Namun selalu seperti itu. Bahwa habis gelap terbitlah terang. Pagi ini terang benderang. Bumi dan langit dan segala isinya merekah untuk merenda hidup yang baru. Tak surut walau gempuran alam begitu dahsyatnya semalam. Aku berhambur melalui jendela di lantai dua untuk sejenak menikmati indahnya pagi hari ini. Kutatap sang mentari dengan sinarnya yang mengandung ultraviolet yang bisa menyehatkan tulangku dan mempertajam sorot mataku. Kukedipkan mataku secara perlahan membiarkan sejumprut sinar memasuki mataku melalui celah sempit kelopak mata. Kugerakkan seluruh badanku untuk mendapatkan basuhan lembut sinarnya sekaligus untuk meregangkan otot yang ikut membeku bersama matinya kehidupan semalam. Kurentangkan tangan sambil mengacungkan kepalan tangan ke udara seraya berkata, “Duhai dunia, aku siap melalui hari ini”. Kuambil bangku favorite yang biasa menemaniku hampir di setiap pagi hari. Secangkir teh telah terhidang. Sejurus aku duduk di bangku itu dan kuseruput teh itu dalam hitungan detik. Kubiarkan lama-lama teh itu menjalari seluruh rongga mulutku. Sambil memejamkan mata.

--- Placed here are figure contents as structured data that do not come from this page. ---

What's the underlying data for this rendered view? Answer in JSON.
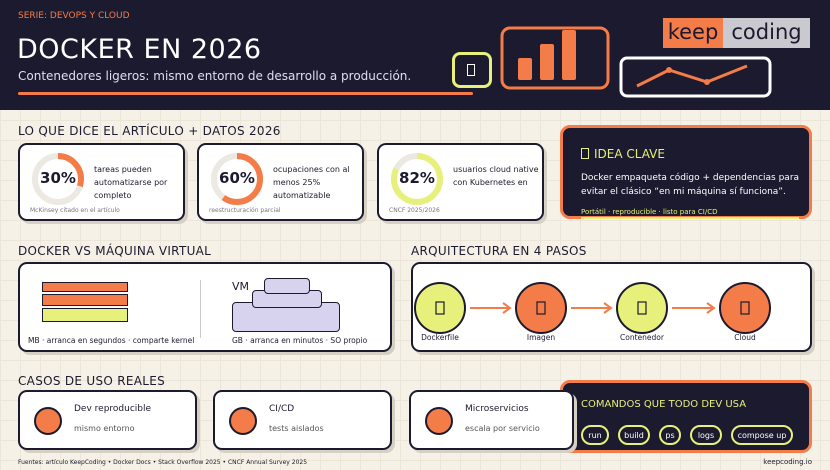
{
  "header": {
    "series": "SERIE: DEVOPS Y CLOUD",
    "title": "DOCKER EN 2026",
    "subtitle": "Contenedores ligeros: mismo entorno de desarrollo a producción.",
    "logo": [
      "keep",
      "coding"
    ]
  },
  "sections": {
    "stats": "LO QUE DICE EL ARTÍCULO + DATOS 2026",
    "compare": "DOCKER VS MÁQUINA VIRTUAL",
    "arch": "ARQUITECTURA EN 4 PASOS",
    "uses": "CASOS DE USO REALES"
  },
  "stats": [
    {
      "value": 30,
      "label": "30%",
      "text": "tareas pueden automatizarse por completo",
      "source": "McKinsey citado en el artículo"
    },
    {
      "value": 60,
      "label": "60%",
      "text": "ocupaciones con al menos 25% automatizable",
      "source": "reestructuración parcial"
    },
    {
      "value": 82,
      "label": "82%",
      "text": "usuarios cloud native con Kubernetes en",
      "source": "CNCF 2025/2026"
    }
  ],
  "idea": {
    "title": "IDEA CLAVE",
    "text": "Docker empaqueta código + dependencias para evitar el clásico “en mi máquina sí funciona”.",
    "footer": "Portátil · reproducible · listo para CI/CD"
  },
  "compare": {
    "container_caption": "MB · arranca en segundos · comparte kernel",
    "vm_label": "VM",
    "vm_caption": "GB · arranca en minutos · SO propio"
  },
  "steps": [
    "Dockerfile",
    "Imagen",
    "Contenedor",
    "Cloud"
  ],
  "uses": [
    {
      "title": "Dev reproducible",
      "text": "mismo entorno"
    },
    {
      "title": "CI/CD",
      "text": "tests aislados"
    },
    {
      "title": "Microservicios",
      "text": "escala por servicio"
    }
  ],
  "commands": {
    "title": "COMANDOS QUE TODO DEV USA",
    "items": [
      "run",
      "build",
      "ps",
      "logs",
      "compose up"
    ]
  },
  "footer": {
    "sources": "Fuentes: artículo KeepCoding • Docker Docs • Stack Overflow 2025 • CNCF Annual Survey 2025",
    "site": "keepcoding.io"
  }
}
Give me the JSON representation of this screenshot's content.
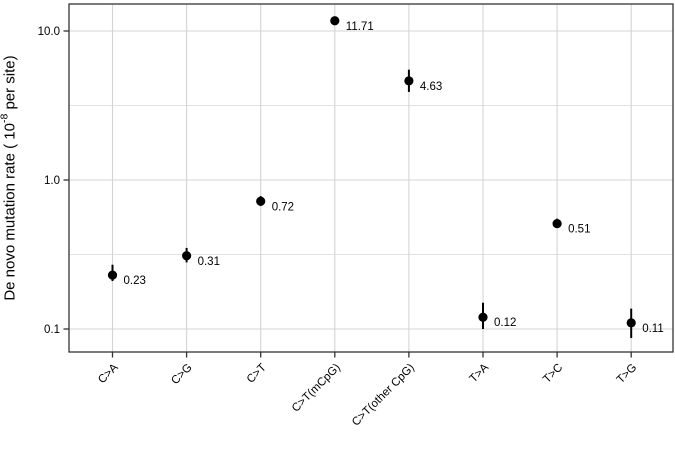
{
  "chart_data": {
    "type": "scatter",
    "title": "",
    "xlabel": "",
    "ylabel_parts": {
      "prefix": "De novo mutation rate ( 10",
      "superscript": "-8",
      "suffix": " per site)"
    },
    "yscale": "log10",
    "ylim": [
      0.07,
      15.2
    ],
    "yticks": [
      {
        "value": 10.0,
        "label": "10.0"
      },
      {
        "value": 1.0,
        "label": "1.0"
      },
      {
        "value": 0.1,
        "label": "0.1"
      }
    ],
    "minor_gridlines": [
      3.1623,
      0.31623
    ],
    "categories": [
      "C>A",
      "C>G",
      "C>T",
      "C>T(mCpG)",
      "C>T(other CpG)",
      "T>A",
      "T>C",
      "T>G"
    ],
    "points": [
      {
        "category": "C>A",
        "value": 0.23,
        "label": "0.23",
        "ci_low": 0.21,
        "ci_high": 0.27
      },
      {
        "category": "C>G",
        "value": 0.31,
        "label": "0.31",
        "ci_low": 0.28,
        "ci_high": 0.35
      },
      {
        "category": "C>T",
        "value": 0.72,
        "label": "0.72",
        "ci_low": 0.67,
        "ci_high": 0.78
      },
      {
        "category": "C>T(mCpG)",
        "value": 11.71,
        "label": "11.71",
        "ci_low": 11.2,
        "ci_high": 12.3
      },
      {
        "category": "C>T(other CpG)",
        "value": 4.63,
        "label": "4.63",
        "ci_low": 3.9,
        "ci_high": 5.5
      },
      {
        "category": "T>A",
        "value": 0.12,
        "label": "0.12",
        "ci_low": 0.1,
        "ci_high": 0.15
      },
      {
        "category": "T>C",
        "value": 0.51,
        "label": "0.51",
        "ci_low": 0.48,
        "ci_high": 0.55
      },
      {
        "category": "T>G",
        "value": 0.11,
        "label": "0.11",
        "ci_low": 0.087,
        "ci_high": 0.137
      }
    ],
    "legend": null,
    "grid": true,
    "colors": {
      "point": "#000000",
      "error_bar": "#000000",
      "grid_major": "#d4d4d4",
      "grid_minor": "#d9d9d9",
      "panel_border": "#333333",
      "tick": "#333333",
      "background": "#ffffff",
      "text": "#000000"
    }
  }
}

Menikmati hangatnya teh serta belaian lembut angin yang bertiup sepoi-sepoi. Tiba-tiba, aku teringat akan sekelumit mozaik potongan hidupku yang telah terlewati. Begini certanya:
Aku teringat akan masa-masa SD-ku dulu. Betapa lucunya aku saat itu. Lucu dalam artian yang sebenarnya. Aku bukanlah anak yang spesial. Bukan pula anak yang pintar. Bahkan cenderung bisa dikatakan anak yang bodoh bin dungu. Selama enam tahun masa studiku di SD waktu itu. Hanya satu kali aku mendapatkan gelar kehormatan di atas podium. Yaitu saat aku kelas 3 caturwulan 3 dengan meggondol ranking 3. Aku tidak tahu ada apa dengan angka tiga ini. Mungkinkah angka 3 adalah angka keberuntunganku? Ah, mungkin ini hanyalah kebetulan semata. Sisanya, aku harus merengguk kenyataan pahit tersingkir dalam zona bergengsi kelas. Aku menjadi murid yang terpojokkan selama enam tahun itu. Terutama dalam hal akademis. Namun demikian, tidak melulu aku bisa diremehkan seperti itu. Ada dua hal yang membuatku bangga pada saat itu. Yaitu hal-hal yang berkaitan dengan pergaulan dan mata kuliah olahraga. Sehingga aku tak perlu minder dengan keseluruhan hidupku di sekolah.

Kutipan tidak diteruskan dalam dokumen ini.